10 Laws that relate to animal rights in India
- In the Prevention of Cruelty to Animals Act, 1960, Section 11 (i) deals with abandoning an animal, leaving it in suffering or pain due to starvation or thirst is a punishable offence. For the first time of such an incident, the fine is up to ₹50. Committing the same crime within three years. The person has to pay a fine of anything between ₹25 and ₹100. Or even face imprisonment of up to 3 months or both. Evidently, neither the fine nor imprisonment is strict enough to prevent people from harming animals.
- Killing, poisoning, maiming or torturing an animal is a cognizable offence. It falls under Section 428 and Section 429 of the Indian Penal Code. The punishment includes rigorous imprisonment extending for up to 2 years or a fine or both. The fine is just ₹10 or above, the fine so less that it puts no value on an animal’s life.

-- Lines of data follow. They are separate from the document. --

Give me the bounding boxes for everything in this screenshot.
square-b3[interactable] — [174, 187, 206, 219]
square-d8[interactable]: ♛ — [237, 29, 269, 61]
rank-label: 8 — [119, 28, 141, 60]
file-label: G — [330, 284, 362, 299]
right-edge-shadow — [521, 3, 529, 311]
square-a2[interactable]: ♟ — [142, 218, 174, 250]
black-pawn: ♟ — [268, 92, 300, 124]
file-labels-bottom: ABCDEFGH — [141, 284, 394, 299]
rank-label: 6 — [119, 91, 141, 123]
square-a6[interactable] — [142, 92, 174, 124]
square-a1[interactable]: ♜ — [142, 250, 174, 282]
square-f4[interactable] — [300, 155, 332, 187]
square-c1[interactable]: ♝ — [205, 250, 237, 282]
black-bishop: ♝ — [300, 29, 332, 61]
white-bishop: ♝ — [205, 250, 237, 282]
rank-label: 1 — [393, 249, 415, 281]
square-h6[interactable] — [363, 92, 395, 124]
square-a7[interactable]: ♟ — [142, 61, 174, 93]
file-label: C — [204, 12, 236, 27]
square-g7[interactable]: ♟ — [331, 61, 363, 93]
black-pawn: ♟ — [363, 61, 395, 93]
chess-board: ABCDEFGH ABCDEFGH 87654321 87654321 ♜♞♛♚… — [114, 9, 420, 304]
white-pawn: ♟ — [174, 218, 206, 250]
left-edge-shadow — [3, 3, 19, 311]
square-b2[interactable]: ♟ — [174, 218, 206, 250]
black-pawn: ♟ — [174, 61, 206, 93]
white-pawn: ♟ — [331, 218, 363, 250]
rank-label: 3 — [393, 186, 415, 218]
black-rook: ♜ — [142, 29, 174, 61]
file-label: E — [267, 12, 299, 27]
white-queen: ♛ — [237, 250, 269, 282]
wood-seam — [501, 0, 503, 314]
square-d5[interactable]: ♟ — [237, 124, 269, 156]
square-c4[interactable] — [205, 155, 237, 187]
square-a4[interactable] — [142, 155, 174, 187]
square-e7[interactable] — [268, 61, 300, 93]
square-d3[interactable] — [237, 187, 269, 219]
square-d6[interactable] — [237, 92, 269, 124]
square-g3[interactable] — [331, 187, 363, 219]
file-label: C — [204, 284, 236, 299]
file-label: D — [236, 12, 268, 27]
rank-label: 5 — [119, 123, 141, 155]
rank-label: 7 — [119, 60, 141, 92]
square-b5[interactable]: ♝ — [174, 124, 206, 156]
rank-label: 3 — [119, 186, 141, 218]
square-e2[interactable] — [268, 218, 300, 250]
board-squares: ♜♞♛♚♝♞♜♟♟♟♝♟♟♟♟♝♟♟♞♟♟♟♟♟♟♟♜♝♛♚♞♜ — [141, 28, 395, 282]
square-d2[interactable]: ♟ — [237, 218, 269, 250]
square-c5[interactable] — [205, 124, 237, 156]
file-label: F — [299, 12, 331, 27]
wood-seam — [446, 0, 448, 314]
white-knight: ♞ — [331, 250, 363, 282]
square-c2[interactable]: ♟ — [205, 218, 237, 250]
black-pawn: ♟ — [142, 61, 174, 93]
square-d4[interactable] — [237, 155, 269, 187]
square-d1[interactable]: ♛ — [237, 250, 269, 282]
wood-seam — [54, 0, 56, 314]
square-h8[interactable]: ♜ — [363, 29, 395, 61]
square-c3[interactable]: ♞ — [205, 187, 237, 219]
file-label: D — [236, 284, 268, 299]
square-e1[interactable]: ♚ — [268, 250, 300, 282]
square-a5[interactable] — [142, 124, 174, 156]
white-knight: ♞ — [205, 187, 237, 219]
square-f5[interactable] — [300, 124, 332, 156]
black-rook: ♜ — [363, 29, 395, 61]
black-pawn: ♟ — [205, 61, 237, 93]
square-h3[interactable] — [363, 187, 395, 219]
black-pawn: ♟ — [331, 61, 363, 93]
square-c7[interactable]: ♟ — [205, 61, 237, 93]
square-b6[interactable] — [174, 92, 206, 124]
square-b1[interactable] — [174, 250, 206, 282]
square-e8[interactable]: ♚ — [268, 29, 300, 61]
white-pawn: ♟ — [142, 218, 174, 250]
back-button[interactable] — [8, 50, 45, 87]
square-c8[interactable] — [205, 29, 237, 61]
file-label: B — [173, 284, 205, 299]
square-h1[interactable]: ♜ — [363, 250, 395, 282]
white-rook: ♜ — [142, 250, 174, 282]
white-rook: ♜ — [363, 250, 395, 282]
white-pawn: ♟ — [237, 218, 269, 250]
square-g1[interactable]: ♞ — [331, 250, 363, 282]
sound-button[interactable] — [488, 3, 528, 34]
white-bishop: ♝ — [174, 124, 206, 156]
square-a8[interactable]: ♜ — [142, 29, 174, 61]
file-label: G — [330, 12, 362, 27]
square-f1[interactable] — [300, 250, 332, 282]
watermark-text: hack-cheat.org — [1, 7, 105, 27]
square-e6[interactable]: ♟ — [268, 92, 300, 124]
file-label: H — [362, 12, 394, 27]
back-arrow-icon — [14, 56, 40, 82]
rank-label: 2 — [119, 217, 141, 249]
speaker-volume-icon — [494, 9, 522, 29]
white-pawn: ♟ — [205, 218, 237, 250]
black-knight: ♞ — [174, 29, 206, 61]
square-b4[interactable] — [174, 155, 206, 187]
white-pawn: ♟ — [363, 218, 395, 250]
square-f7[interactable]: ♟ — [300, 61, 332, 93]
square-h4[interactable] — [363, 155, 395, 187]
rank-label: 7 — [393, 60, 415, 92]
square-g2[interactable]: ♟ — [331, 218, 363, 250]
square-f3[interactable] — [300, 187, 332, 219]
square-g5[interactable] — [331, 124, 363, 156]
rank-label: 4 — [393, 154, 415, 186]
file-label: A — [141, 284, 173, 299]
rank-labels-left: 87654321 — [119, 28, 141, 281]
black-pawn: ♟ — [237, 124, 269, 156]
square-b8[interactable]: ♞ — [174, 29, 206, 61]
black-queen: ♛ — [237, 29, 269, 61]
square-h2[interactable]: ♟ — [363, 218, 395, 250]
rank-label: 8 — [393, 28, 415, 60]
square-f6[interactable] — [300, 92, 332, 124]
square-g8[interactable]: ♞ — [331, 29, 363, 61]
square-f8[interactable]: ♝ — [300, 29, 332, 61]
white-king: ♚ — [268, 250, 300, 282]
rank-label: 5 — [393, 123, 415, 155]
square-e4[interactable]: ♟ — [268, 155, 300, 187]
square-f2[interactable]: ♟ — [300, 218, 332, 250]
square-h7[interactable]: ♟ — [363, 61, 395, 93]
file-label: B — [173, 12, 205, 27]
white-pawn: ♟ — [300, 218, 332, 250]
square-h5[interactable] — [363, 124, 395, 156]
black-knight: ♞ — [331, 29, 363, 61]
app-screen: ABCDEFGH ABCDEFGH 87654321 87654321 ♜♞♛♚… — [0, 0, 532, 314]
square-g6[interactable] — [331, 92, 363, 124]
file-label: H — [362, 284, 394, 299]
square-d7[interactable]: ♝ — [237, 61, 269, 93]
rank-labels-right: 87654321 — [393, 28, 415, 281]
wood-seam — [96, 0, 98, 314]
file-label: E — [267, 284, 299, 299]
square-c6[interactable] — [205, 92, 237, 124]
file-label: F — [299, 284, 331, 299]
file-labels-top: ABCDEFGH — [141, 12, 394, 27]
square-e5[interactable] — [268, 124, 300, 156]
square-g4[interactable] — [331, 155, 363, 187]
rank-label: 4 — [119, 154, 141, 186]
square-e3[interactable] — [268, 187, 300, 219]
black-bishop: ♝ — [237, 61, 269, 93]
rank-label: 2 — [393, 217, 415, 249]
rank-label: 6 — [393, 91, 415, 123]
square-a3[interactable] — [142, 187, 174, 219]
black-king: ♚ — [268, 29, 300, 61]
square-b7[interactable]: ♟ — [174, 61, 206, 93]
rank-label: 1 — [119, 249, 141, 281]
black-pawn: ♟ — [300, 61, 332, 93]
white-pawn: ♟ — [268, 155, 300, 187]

- Animal Birth Control Rules 2001, prohibits the relocation of sterilized dogs. In the case of the non-sterilized dogs, the society can ask animal welfare organisations in India to sterilize and vaccinate it. But even they cannot relocate the dog from their area.
- According to the Animal Birth Control Rules 2001, under Section 38 of the Prevention of Cruelty to Animals Act 1960, dogs can be sterilized only when they have crossed the age of a minimum of 4 months.
- Furthermore, chaining, confining or keeping any animal for long hours in heavy chains or chords accounts for cruelty on the animal. It is punishable by a fine or imprisonment of up to 3 months or both.
Animals should not need our permission to live on this earth. Animals had the right to be here long before we arrived. – Anthony Douglas Williams, Inside The Divine Pattern
6. In case an owner is unable to provide enough food, drink or shelter. He/she is liable for punishment according to section 11 (1) (h) of The Prevention of Cruelty to Animals Act, 1960. It is a punishable offence. In such situations also the fine extends to mere ₹50. A subsequent crime committed within three years of the first one is fined with ₹25 – ₹100.
7. Slaughtering animals at places, like temples and streets, not licensed to do so is illegal. Covered under the Local Municipal Corporation Acts. It also falls under the Prevention of Cruelty to Animals Act, 1960, The Wildlife (Protection) Act, 1972, of Indian Penal Code (IPC).
8. Teasing, molesting, injuring, feeding or causing disturbance to any animal by noise or otherwise is prohibited. It comes under section 38(j) of Wildlife Protection Act, 1972. Anyone found guilty of this offence may face imprisonment. The punishment could be up to 3 years or a fine of up to Rs 25,000 or both.
9. According to the Wildlife Protection Act 1972, Section 16 (c) states any act to injure, destroy wild animals, birds or reptiles, causing harm or disturbing their eggs or nests as illegal. People who violate this law are liable to a jail term of 3 to 7 years along with a fine of Rs 25,000.
10. According to section 98 of the Transport of Animals Rules, 1978, an animal should be healthy and in good condition during transportation. Any animal that is sick or unfit for transport should not be transported. Furthermore, pregnant and very young animals should be transported separately.
The animal protection laws in India can work only when we are together in the process of animal protection act as the co-habitants. Let’s stand up for their rights and help them exist peacefully. Although there are a lot many animal welfare organisations in India, they need responsible citizens who can stand. To make animal rights in India more safe and animal-friendly.